Summer program is model for free meals
The Big Red Picnic Program began as a way to help make sure Souderton Area School District students have enough to eat while classes are out for the summer.
Now it’s being used as the model for the district to keep providing student meals while schools are closed for the COVID-19 pandemic.
The grab and go meals include a lunch and a breakfast, Chris
topher Hey, the district’s assistant superintendent and director of human resources, said.
“When you pick up the meal, you get both,” he said. “You get lunch for that day and breakfast for the next day.”
On the first day, Wednesday, March 18, about 100 meals were picked up, he
said. That was followed by about 200 on Thursday, March 19 and about 225 on Friday, March 20.
With hundreds of families in the school district relying on free or reduced price meals during the school year, those numbers are less than was expected, he said.
“We honestly expected more, and, who knows, as next week rolls out and things change in people’s lives and there’s further restrictions on travel and businesses which are open and so forth, then we could get more, so we’re basically responding to the demand in the moment,” Hey said during a March 20 telephone interview.
The meals can be picked up at four of the district’s schools — E.M.C., Oak Ridge and West Broad Street elementaries and Indian Crest Middle School. Pick up times are 11 a.m. to 1 p.m.
Meals initially were also available at Vernfield Elementary School, but only a handful were picked up there, so that location was being dropped as of Monday March 23, Hey said.

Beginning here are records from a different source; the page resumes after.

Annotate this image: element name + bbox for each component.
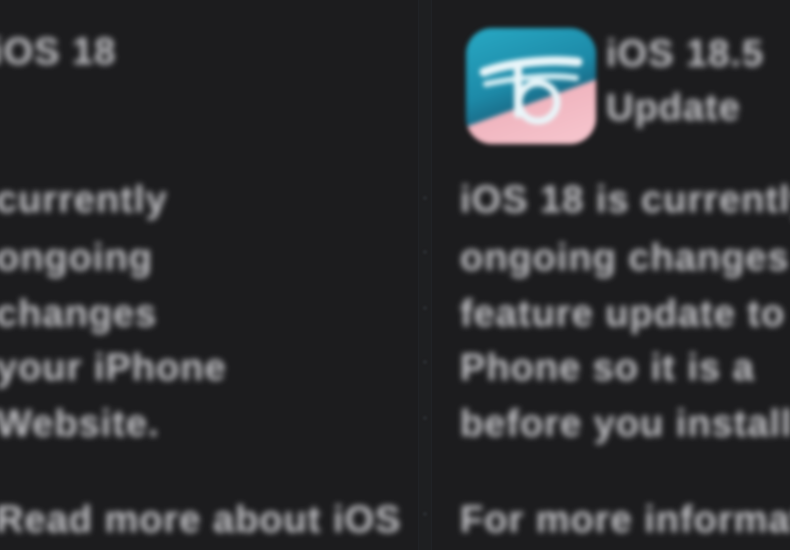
divider-dot bbox=[423, 306, 427, 310]
right-paragraph-line: iOS 18 is currently bbox=[460, 179, 790, 221]
right-footer-line: For more information bbox=[460, 499, 790, 541]
divider-dot bbox=[423, 360, 427, 364]
divider-dot bbox=[423, 196, 427, 200]
right-paragraph-line: ongoing changes bbox=[460, 237, 790, 279]
pane-divider bbox=[418, 0, 432, 550]
left-paragraph-line: currently bbox=[0, 179, 168, 221]
right-pane: iOS 18.5 Update iOS 18 is currently ongo… bbox=[440, 0, 790, 550]
left-paragraph-line: changes bbox=[0, 293, 158, 335]
left-paragraph-line: ongoing bbox=[0, 237, 153, 279]
divider-dot bbox=[423, 416, 427, 420]
left-paragraph-line: Website. bbox=[0, 403, 160, 445]
left-paragraph-line: your iPhone bbox=[0, 347, 227, 389]
right-paragraph-line: Phone so it is a bbox=[460, 347, 755, 389]
right-paragraph-line: feature update to bbox=[460, 293, 786, 335]
left-heading: iOS 18 bbox=[0, 31, 117, 73]
app-subtitle: Update bbox=[606, 87, 741, 129]
left-pane: iOS 18 currently ongoing changes your iP… bbox=[0, 0, 405, 550]
divider-dot bbox=[423, 250, 427, 254]
left-footer-line: Read more about iOS bbox=[0, 499, 402, 541]
app-name: iOS 18.5 bbox=[606, 33, 764, 75]
right-paragraph-line: before you install bbox=[460, 403, 790, 445]
divider-dot bbox=[423, 512, 427, 516]
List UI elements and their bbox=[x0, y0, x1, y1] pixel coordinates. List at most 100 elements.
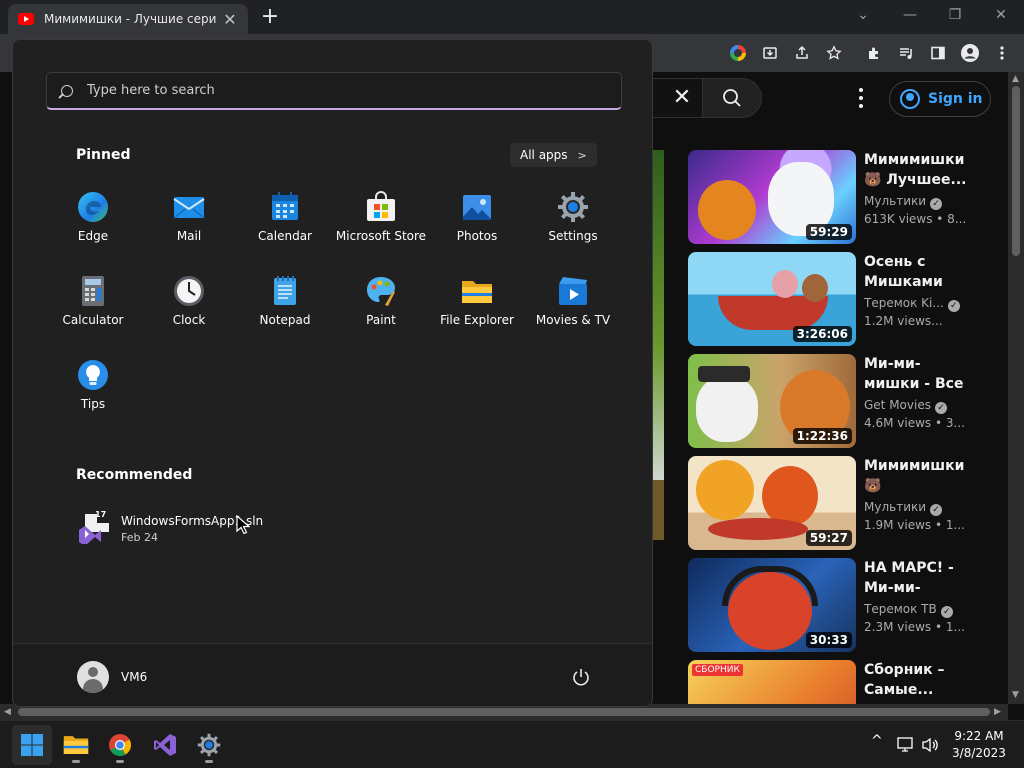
tab-close-icon[interactable]: ✕ bbox=[222, 10, 238, 29]
video-duration: 59:27 bbox=[805, 530, 852, 546]
scroll-down-icon[interactable]: ▼ bbox=[1012, 690, 1019, 700]
clock-time: 9:22 AM bbox=[954, 729, 1004, 743]
profile-icon[interactable] bbox=[959, 42, 981, 64]
video-views: 1.2M views... bbox=[864, 314, 943, 328]
scroll-right-icon[interactable]: ▶ bbox=[994, 707, 1001, 717]
video-title[interactable]: Ми-ми-мишки - Все серии... bbox=[864, 354, 972, 394]
clock-icon bbox=[174, 276, 204, 306]
taskbar-chrome[interactable] bbox=[100, 725, 140, 765]
all-apps-button[interactable]: All apps > bbox=[510, 143, 597, 167]
close-window-button[interactable]: ✕ bbox=[986, 4, 1016, 26]
scroll-left-icon[interactable]: ◀ bbox=[4, 707, 11, 717]
vertical-scrollbar[interactable]: ▲ ▼ bbox=[1008, 72, 1024, 704]
movies-icon bbox=[559, 277, 587, 305]
side-panel-icon[interactable] bbox=[927, 42, 949, 64]
share-icon[interactable] bbox=[791, 42, 813, 64]
recommendation-item[interactable]: 59:29 Мимимишки 🐻 Лучшее... Мультики ✓ 61… bbox=[688, 150, 1008, 244]
network-icon[interactable] bbox=[897, 737, 915, 753]
sign-in-button[interactable]: Sign in bbox=[889, 81, 991, 117]
channel-label: Теремок ТВ bbox=[864, 602, 937, 616]
user-avatar[interactable] bbox=[77, 661, 109, 693]
video-thumbnail[interactable]: 1:22:36 bbox=[688, 354, 856, 448]
verified-check-icon: ✓ bbox=[930, 504, 943, 516]
pinned-app-mail[interactable]: Mail bbox=[141, 185, 237, 261]
recommendation-item[interactable]: 3:26:06 Осень с Мишками 🍃... Теремок Ki.… bbox=[688, 252, 1008, 346]
recommendation-item[interactable]: 1:22:36 Ми-ми-мишки - Все серии... Get M… bbox=[688, 354, 1008, 448]
video-title[interactable]: Осень с Мишками 🍃... bbox=[864, 252, 972, 292]
app-label: Notepad bbox=[259, 313, 311, 327]
pinned-app-notepad[interactable]: Notepad bbox=[237, 269, 333, 345]
pinned-app-edge[interactable]: Edge bbox=[45, 185, 141, 261]
taskbar-settings[interactable] bbox=[189, 725, 229, 765]
pinned-app-clock[interactable]: Clock bbox=[141, 269, 237, 345]
channel-name[interactable]: Мультики ✓ bbox=[864, 194, 974, 210]
pinned-app-calendar[interactable]: Calendar bbox=[237, 185, 333, 261]
start-search-input[interactable]: Type here to search bbox=[46, 72, 622, 110]
youtube-search-button[interactable] bbox=[702, 78, 762, 118]
pinned-app-microsoft-store[interactable]: Microsoft Store bbox=[333, 185, 429, 261]
scroll-up-icon[interactable]: ▲ bbox=[1012, 74, 1019, 84]
channel-name[interactable]: Мультики ✓ bbox=[864, 500, 974, 516]
pinned-app-tips[interactable]: Tips bbox=[45, 353, 141, 429]
volume-icon[interactable] bbox=[921, 737, 939, 753]
video-thumbnail[interactable]: СБОРНИК bbox=[688, 660, 856, 704]
google-lens-icon[interactable] bbox=[727, 42, 749, 64]
recommended-item[interactable]: 17 WindowsFormsApp1.sln Feb 24 bbox=[73, 510, 313, 550]
store-icon bbox=[367, 191, 395, 221]
user-name[interactable]: VM6 bbox=[121, 670, 147, 684]
tab-search-icon[interactable]: ⌄ bbox=[848, 4, 878, 26]
mail-icon bbox=[173, 197, 205, 219]
video-player-edge bbox=[652, 150, 664, 480]
bookmark-star-icon[interactable] bbox=[823, 42, 845, 64]
browser-tab[interactable]: Мимимишки - Лучшие серии с ✕ bbox=[8, 4, 248, 34]
video-title[interactable]: НА МАРС! - Ми-ми-мишк... bbox=[864, 558, 972, 598]
recommendation-item[interactable]: СБОРНИК Сборник – Самые... bbox=[688, 660, 1008, 704]
pinned-app-movies-tv[interactable]: Movies & TV bbox=[525, 269, 621, 345]
recommendation-item[interactable]: 59:27 Мимимишки 🐻 Пещера,... Мультики✓ 1… bbox=[688, 456, 1008, 550]
channel-label: Get Movies bbox=[864, 398, 931, 412]
media-controls-icon[interactable] bbox=[895, 42, 917, 64]
video-views: 2.3M views • 1... bbox=[864, 620, 965, 634]
photos-icon bbox=[463, 195, 491, 220]
channel-name[interactable]: Теремок Ki... ✓ bbox=[864, 296, 974, 312]
system-clock[interactable]: 9:22 AM 3/8/2023 bbox=[944, 728, 1014, 762]
video-thumbnail[interactable]: 59:29 bbox=[688, 150, 856, 244]
video-thumbnail[interactable]: 3:26:06 bbox=[688, 252, 856, 346]
app-label: Edge bbox=[77, 229, 109, 243]
channel-name[interactable]: Теремок ТВ ✓ bbox=[864, 602, 974, 618]
clear-search-icon[interactable]: ✕ bbox=[670, 86, 694, 110]
scrollbar-thumb[interactable] bbox=[1012, 86, 1020, 256]
video-title[interactable]: Сборник – Самые... bbox=[864, 660, 972, 700]
app-label: File Explorer bbox=[440, 313, 514, 327]
install-app-icon[interactable] bbox=[759, 42, 781, 64]
show-hidden-icons-button[interactable]: ^ bbox=[871, 733, 883, 749]
pinned-app-paint[interactable]: Paint bbox=[333, 269, 429, 345]
restore-button[interactable]: ❐ bbox=[940, 4, 970, 26]
settings-kebab-icon[interactable] bbox=[855, 88, 867, 108]
browser-menu-icon[interactable] bbox=[991, 42, 1013, 64]
clock-date: 3/8/2023 bbox=[952, 746, 1006, 760]
pinned-app-calculator[interactable]: Calculator bbox=[45, 269, 141, 345]
channel-name[interactable]: Get Movies ✓ bbox=[864, 398, 974, 414]
video-views: 613K views • 8... bbox=[864, 212, 967, 226]
taskbar-visual-studio[interactable] bbox=[145, 725, 185, 765]
video-title[interactable]: Мимимишки 🐻 Лучшее... bbox=[864, 150, 972, 190]
taskbar-file-explorer[interactable] bbox=[56, 725, 96, 765]
video-title[interactable]: Мимимишки 🐻 Пещера,... bbox=[864, 456, 972, 496]
pinned-app-photos[interactable]: Photos bbox=[429, 185, 525, 261]
power-icon[interactable] bbox=[571, 667, 591, 687]
scrollbar-thumb[interactable] bbox=[18, 708, 990, 716]
pinned-app-settings[interactable]: Settings bbox=[525, 185, 621, 261]
video-thumbnail[interactable]: 59:27 bbox=[688, 456, 856, 550]
chevron-right-icon: > bbox=[577, 148, 587, 162]
app-label: Mail bbox=[176, 229, 202, 243]
verified-check-icon: ✓ bbox=[930, 198, 943, 210]
minimize-button[interactable]: — bbox=[895, 4, 925, 26]
new-tab-button[interactable]: + bbox=[259, 4, 281, 30]
start-button[interactable] bbox=[12, 725, 52, 765]
extensions-icon[interactable] bbox=[863, 42, 885, 64]
video-thumbnail[interactable]: 30:33 bbox=[688, 558, 856, 652]
recommendation-item[interactable]: 30:33 НА МАРС! - Ми-ми-мишк... Теремок Т… bbox=[688, 558, 1008, 652]
version-badge: 17 bbox=[95, 510, 107, 519]
pinned-app-file-explorer[interactable]: File Explorer bbox=[429, 269, 525, 345]
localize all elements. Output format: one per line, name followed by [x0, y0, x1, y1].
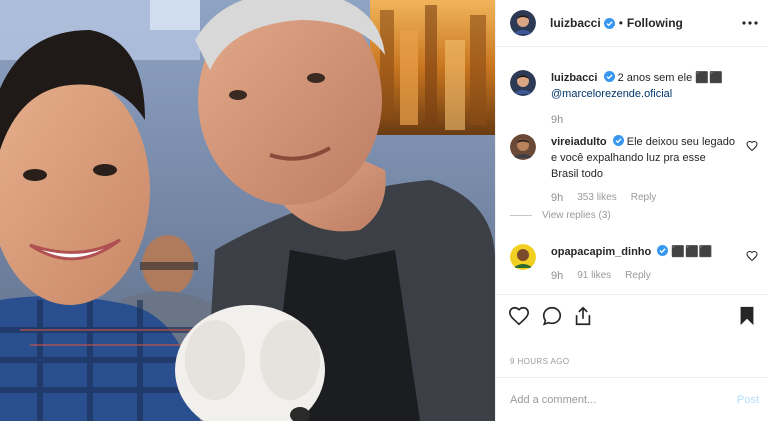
- avatar[interactable]: [510, 10, 536, 36]
- reply-button[interactable]: Reply: [631, 192, 657, 204]
- caption-time[interactable]: 9h: [551, 114, 563, 126]
- post-comment-button[interactable]: Post: [737, 394, 759, 406]
- post-sidebar: luizbacci • Following luizbacci 2 anos s…: [495, 0, 768, 421]
- caption-meta: 9h: [551, 114, 563, 126]
- caption-body: 2 anos sem ele ⬛⬛: [617, 72, 723, 84]
- add-comment-form: Add a comment... Post: [496, 377, 768, 421]
- caption-username[interactable]: luizbacci: [551, 72, 597, 84]
- caption-text: luizbacci 2 anos sem ele ⬛⬛ @marceloreze…: [551, 70, 736, 102]
- view-replies-line: [510, 215, 532, 216]
- heart-icon[interactable]: [746, 140, 758, 152]
- instagram-post: luizbacci • Following luizbacci 2 anos s…: [0, 0, 768, 421]
- post-photo[interactable]: [0, 0, 495, 421]
- comment-text: opapacapim_dinho ⬛⬛⬛: [551, 244, 736, 260]
- comment-item: opapacapim_dinho ⬛⬛⬛ 9h 91 likes Reply: [510, 244, 760, 288]
- comment-meta: 9h 91 likes Reply: [551, 270, 651, 282]
- comment-time[interactable]: 9h: [551, 192, 563, 204]
- following-button[interactable]: Following: [627, 16, 683, 30]
- verified-badge-icon: [612, 135, 624, 146]
- action-bar: [496, 294, 768, 334]
- avatar[interactable]: [510, 70, 536, 96]
- comment-username[interactable]: opapacapim_dinho: [551, 246, 651, 258]
- comment-text: vireiadulto Ele deixou seu legado e você…: [551, 134, 736, 182]
- share-icon[interactable]: [572, 305, 594, 327]
- comment-likes[interactable]: 91 likes: [577, 270, 611, 282]
- comment-meta: 9h 353 likes Reply: [551, 192, 656, 204]
- post-header: luizbacci • Following: [496, 0, 768, 47]
- avatar[interactable]: [510, 134, 536, 160]
- verified-badge-icon: [603, 17, 615, 29]
- avatar[interactable]: [510, 244, 536, 270]
- reply-button[interactable]: Reply: [625, 270, 651, 282]
- comment-likes[interactable]: 353 likes: [577, 192, 616, 204]
- separator-dot: •: [618, 16, 623, 30]
- verified-badge-icon: [603, 71, 615, 82]
- selfie-photo: [0, 0, 495, 421]
- heart-icon[interactable]: [746, 250, 758, 262]
- caption-mention[interactable]: @marcelorezende.oficial: [551, 88, 672, 100]
- comment-username[interactable]: vireiadulto: [551, 136, 607, 148]
- caption: luizbacci 2 anos sem ele ⬛⬛ @marceloreze…: [510, 70, 760, 130]
- comment-time[interactable]: 9h: [551, 270, 563, 282]
- author-username[interactable]: luizbacci: [550, 16, 601, 30]
- bookmark-icon[interactable]: [736, 305, 758, 327]
- heart-icon[interactable]: [508, 305, 530, 327]
- comment-item: vireiadulto Ele deixou seu legado e você…: [510, 134, 760, 224]
- comment-body: ⬛⬛⬛: [671, 246, 713, 258]
- view-replies-button[interactable]: View replies (3): [510, 210, 611, 221]
- view-replies-label: View replies (3): [542, 210, 611, 221]
- comments-list: luizbacci 2 anos sem ele ⬛⬛ @marceloreze…: [496, 48, 768, 294]
- add-comment-input[interactable]: Add a comment...: [510, 394, 596, 406]
- verified-badge-icon: [657, 245, 669, 256]
- post-timestamp[interactable]: 9 HOURS AGO: [510, 357, 570, 366]
- comment-icon[interactable]: [541, 305, 563, 327]
- more-options-icon[interactable]: [741, 14, 759, 32]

As of that date, the initial five day a week schedule was also being changed to three days — Monday, Wednesday and Friday, he said.
“The menu does change a little bit every day, so there’s a variety of items, but generally it’s a main menu item like a sandwich or a hoagie and then a side item like carrot sticks or apple slices or chips and then usually a piece of fruit or a cookie,” Hey said. “Breakfast is generally cold cereal and breakfast bars.”
District food service and security personnel are staffing the pick up locations, he said.
District information says the meals are available for all children 18 and younger.
“We are not turning anyone
away, but it’s intended for those families in the free and reduced lunch program. If there are other families that have food insecurity, they’re welcome to pick up meals as well,” Hey said.
Remaining donations to the Big Red Picnic Program are being used to help fund the meals, he said. The district has also applied for and is waiting for an answer on whether there will be federal funding for it, he said.
A “Ways to Help” page under the school district’s “Food Services During School Closure” page on the district website includes information on donating to programs helping provide meals during the school closure.
In addition to the Big Red Picnic Program, the Bean Bag Program, Keystone Opportunity Center, Emmanuel Lutheran Church and
Shepherd’s Shelf are listed.
“We’re happy to be able to continue to provide this service for our families who rely on our schools for
meals for their children,”
Hey said.
“We have a strong and vibrant community here in the Indian Valley and I know that we will get through this crisis together. I am so proud of our families, our students, our entire staff, and our community
members. Although there are many unknowns, we are very fortunate to have such a caring community and we will come out of this even stronger,” Superintendent Frank Gallagher wrote in a March 18 coronavirus update on the district’s website.